Brother-in-law of CEO fired for violations of business ethics policy.
The brother-in-law of Tile Shop Holdings CEO Robert Rucker has been fired for “multiple violations’’ of the public company’s “business-ethics policy,” the company said in a press release late Monday.
The brother-in-law, Fumitake Nishi, the owner of a Chinese export-promotion firm called Beijing Pingxiu, also netted $1.1 million in illicit “consulting fees” from Chinese manufacturers who sell to Tile Shop, according to the results of an investigation conducted by the Minneapolis law firm Dorsey & Whitney and a major accounting firm.
Violations also involved the hiding of an acquisition of a Chinese vendor that sold millions of dollars worth of product to Tile Shop between 2011 and 2013, the company said.

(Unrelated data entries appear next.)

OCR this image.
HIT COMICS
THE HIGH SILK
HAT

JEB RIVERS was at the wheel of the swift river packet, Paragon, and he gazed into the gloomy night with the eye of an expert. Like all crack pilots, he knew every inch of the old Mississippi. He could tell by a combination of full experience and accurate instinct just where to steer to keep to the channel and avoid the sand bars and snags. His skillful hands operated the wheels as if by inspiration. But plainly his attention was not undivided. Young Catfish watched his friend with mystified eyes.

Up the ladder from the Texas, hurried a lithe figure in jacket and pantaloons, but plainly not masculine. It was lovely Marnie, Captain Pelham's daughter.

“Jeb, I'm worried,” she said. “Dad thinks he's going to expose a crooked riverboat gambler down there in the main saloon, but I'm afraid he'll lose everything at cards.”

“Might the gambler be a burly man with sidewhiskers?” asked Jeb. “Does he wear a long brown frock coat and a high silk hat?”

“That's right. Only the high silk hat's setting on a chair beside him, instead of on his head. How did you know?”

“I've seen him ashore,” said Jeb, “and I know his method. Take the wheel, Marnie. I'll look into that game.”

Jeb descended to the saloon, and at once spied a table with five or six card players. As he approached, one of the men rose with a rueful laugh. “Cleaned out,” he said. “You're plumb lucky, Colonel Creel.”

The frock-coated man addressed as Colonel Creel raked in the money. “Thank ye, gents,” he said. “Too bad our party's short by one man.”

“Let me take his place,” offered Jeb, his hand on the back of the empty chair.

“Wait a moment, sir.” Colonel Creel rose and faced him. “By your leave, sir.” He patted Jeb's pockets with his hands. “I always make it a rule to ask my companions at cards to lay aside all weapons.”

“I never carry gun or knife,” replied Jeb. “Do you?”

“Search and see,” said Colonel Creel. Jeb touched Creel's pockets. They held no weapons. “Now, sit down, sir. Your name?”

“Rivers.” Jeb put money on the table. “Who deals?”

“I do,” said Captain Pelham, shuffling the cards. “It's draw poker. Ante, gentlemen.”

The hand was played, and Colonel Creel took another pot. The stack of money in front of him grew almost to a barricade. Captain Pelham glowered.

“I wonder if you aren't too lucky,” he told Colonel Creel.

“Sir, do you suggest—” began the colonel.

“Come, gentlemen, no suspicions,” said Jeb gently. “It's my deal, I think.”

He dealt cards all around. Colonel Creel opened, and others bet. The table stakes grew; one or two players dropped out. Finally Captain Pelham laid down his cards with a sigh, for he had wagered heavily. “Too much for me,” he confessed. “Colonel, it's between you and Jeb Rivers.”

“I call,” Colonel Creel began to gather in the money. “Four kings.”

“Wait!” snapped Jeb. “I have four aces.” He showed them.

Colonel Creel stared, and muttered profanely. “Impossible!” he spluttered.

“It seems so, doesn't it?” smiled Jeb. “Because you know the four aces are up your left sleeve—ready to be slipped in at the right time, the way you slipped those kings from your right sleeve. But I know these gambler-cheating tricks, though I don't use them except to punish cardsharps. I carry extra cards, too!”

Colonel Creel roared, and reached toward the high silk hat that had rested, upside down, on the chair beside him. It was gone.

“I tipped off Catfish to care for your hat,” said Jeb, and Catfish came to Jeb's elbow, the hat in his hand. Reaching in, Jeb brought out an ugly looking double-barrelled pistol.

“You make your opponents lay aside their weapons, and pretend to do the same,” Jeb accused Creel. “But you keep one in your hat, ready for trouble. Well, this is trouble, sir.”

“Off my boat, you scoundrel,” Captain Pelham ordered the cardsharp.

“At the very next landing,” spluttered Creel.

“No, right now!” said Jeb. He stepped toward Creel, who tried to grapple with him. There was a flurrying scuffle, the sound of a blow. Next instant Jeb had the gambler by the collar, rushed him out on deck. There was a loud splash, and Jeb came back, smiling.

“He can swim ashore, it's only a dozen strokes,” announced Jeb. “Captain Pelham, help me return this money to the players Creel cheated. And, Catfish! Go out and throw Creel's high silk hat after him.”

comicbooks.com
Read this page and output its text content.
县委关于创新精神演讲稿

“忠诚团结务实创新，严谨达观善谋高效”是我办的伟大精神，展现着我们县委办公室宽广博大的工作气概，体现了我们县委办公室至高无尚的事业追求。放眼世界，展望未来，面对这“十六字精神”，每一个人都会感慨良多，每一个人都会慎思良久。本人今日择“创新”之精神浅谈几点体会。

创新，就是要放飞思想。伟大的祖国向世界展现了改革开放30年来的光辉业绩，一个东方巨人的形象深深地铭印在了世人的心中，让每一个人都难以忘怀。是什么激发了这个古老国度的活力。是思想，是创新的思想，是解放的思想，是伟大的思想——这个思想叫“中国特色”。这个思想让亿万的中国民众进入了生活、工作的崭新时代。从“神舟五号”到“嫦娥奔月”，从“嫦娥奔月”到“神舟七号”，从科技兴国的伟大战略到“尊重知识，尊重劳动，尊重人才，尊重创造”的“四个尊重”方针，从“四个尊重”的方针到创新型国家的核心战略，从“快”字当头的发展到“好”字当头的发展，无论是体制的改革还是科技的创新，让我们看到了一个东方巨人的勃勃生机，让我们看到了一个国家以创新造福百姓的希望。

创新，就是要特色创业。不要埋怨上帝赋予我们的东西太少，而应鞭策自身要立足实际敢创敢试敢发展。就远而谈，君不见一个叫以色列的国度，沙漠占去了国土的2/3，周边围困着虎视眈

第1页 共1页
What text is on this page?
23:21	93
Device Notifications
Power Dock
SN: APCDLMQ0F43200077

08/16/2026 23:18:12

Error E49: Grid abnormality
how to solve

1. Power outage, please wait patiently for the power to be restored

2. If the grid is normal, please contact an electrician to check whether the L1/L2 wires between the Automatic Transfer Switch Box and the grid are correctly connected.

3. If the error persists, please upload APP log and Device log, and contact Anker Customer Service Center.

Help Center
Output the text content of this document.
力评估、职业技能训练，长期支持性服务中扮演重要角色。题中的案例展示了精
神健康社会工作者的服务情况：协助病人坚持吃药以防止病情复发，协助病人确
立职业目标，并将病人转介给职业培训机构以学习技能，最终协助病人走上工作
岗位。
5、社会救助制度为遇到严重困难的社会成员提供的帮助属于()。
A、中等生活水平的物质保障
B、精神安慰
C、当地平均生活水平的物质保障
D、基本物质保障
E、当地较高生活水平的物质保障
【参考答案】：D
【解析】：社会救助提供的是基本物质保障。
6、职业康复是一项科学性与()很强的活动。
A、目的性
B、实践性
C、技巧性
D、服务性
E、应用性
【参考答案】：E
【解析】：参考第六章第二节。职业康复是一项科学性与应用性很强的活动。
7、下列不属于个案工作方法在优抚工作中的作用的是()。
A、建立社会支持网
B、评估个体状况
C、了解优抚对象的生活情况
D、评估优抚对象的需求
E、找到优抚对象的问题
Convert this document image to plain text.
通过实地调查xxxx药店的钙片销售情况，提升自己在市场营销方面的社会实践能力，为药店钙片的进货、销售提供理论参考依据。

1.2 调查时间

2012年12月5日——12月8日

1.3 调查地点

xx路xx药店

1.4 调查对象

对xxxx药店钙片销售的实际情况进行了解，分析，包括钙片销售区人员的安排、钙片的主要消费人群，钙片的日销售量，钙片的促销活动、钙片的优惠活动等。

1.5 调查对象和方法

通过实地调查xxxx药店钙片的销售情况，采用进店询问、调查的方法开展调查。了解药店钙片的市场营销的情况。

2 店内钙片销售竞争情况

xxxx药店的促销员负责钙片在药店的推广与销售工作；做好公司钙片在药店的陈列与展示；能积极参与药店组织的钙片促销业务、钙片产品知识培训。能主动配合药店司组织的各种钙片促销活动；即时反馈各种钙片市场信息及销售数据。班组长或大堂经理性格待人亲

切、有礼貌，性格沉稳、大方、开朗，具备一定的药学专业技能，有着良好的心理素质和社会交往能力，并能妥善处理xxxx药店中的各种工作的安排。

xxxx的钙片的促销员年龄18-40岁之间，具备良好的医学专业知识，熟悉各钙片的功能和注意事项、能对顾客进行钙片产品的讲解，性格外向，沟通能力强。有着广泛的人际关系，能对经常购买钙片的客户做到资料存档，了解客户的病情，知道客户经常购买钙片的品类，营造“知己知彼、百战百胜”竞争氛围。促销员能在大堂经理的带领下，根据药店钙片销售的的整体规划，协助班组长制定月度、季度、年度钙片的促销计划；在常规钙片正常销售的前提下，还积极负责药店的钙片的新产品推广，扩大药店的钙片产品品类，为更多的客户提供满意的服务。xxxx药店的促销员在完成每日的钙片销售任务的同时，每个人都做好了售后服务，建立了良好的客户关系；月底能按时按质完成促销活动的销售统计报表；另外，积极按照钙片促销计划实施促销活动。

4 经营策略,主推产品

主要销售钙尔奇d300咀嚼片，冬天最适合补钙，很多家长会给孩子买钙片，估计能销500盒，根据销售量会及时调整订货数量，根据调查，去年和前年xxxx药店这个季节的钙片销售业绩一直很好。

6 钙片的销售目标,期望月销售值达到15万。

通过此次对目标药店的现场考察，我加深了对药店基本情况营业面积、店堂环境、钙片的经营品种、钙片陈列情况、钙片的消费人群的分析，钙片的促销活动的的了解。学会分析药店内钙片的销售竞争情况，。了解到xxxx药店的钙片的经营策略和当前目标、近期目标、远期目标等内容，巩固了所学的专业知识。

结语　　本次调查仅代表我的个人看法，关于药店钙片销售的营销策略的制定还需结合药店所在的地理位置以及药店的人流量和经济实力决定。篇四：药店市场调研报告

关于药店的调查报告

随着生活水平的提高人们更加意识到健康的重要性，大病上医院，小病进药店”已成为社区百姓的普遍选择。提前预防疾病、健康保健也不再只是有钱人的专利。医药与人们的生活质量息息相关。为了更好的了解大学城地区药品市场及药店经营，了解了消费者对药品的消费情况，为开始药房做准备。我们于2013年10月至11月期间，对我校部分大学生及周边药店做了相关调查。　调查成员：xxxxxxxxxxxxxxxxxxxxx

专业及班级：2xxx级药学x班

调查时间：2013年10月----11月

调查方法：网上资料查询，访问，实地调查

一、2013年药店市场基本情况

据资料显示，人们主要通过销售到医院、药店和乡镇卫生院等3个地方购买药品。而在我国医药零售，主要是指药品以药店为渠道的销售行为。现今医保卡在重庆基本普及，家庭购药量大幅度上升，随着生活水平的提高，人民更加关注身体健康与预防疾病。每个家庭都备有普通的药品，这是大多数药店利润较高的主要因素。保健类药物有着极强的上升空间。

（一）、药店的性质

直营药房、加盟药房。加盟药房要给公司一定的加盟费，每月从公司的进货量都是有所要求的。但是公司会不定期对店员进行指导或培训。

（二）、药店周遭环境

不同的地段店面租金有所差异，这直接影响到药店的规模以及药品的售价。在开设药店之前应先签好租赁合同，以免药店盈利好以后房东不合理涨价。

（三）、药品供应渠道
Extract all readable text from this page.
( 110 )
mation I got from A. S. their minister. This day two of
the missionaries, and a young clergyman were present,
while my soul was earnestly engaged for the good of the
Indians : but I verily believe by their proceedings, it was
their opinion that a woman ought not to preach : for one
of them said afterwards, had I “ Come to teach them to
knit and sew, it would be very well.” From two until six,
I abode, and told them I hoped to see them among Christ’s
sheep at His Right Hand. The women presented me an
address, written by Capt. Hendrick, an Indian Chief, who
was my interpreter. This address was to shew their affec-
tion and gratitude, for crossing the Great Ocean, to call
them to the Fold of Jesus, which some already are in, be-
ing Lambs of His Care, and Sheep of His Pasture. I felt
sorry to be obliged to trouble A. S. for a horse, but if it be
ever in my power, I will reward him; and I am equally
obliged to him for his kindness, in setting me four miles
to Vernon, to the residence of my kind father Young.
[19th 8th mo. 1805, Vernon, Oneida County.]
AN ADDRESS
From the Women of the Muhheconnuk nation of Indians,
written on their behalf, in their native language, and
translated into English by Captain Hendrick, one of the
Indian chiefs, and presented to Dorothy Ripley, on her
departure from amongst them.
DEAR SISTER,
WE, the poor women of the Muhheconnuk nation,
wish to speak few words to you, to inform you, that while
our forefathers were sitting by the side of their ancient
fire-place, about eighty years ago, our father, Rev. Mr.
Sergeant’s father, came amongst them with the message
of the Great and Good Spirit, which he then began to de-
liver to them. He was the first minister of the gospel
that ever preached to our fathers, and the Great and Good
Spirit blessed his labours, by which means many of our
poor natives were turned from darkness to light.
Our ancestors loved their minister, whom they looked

The relationship between Nishi and Tile Shop first surfaced in a critical November report by Gotham City Research, an institutional short seller, which also raised questions about Tile Shop’s financial reporting. The value of the stock from about $21 to $13 on Nov. 14 after the report was released.
Tile Shop’s shares, which have rebounded somewhat, closed down more than 6 percent to $14.72 per share Monday, just ahead of release of the report after the market closed.
Tile Shop refuted Gotham’s claims that it was overstating the value of its inventory or understating the cost of goods imported from China.
CEO Rucker, in a prepared statement, said: “I am … extremely disappointed to learn of the nature and extent of the previously undisclosed relationships that Mr. Nishi maintained with our vendors. Our senior management team has had direct and pointed conversations with our vendors about this situation. We believe that by working together we will implement better practices to safeguard against any of these situations recurring in the future.
“The investigation took longer than we anticipated, but because of the diligence of the process, our company will be stronger in the future. We have reexamined our business practices and have initiated the implementation of new procedures to better manage and control our vendor relationships,’’ Rucker said.
Meanwhile, Tile Shop said that due to lower fourth quarter revenue and narrower operating margins, its adjusted operating earnings would be $53 million to $55 million instead of the $60 million that it forecast earlier in the year. That estimate is before the costs of the investigation that could total $1.5 million in the fourth quarter.
“While we are disappointed with our performance in the fourth quarter, we are still energized and excited about our long-term growth strategy,” Rucker said in the prepared statement.
“I’m starting to see a pattern here,” said Daniel Yu, director of research at Gotham City. “The company, as in November, confronted with bad news that Gotham pointed out, comes out with some confidence-inspiring statement for investors, and then in the fine print, they say they have uncovered some evidence that confirms what was in the Gotham report. They say everything is fine . . . and then there is more information that says otherwise. Maybe Mr. Nishi is the only bad apple and the company is the victim. I think it’s more likely he’s just being thrown under the bus. We need to see how this unravels.”
The effect on Tile Shop’s valuation won’t be known until trading in the Plymouth-based retailer of manufactured and natural stone tiles resumes on Tuesday. The company will release its 2013 financial results on Feb. 20.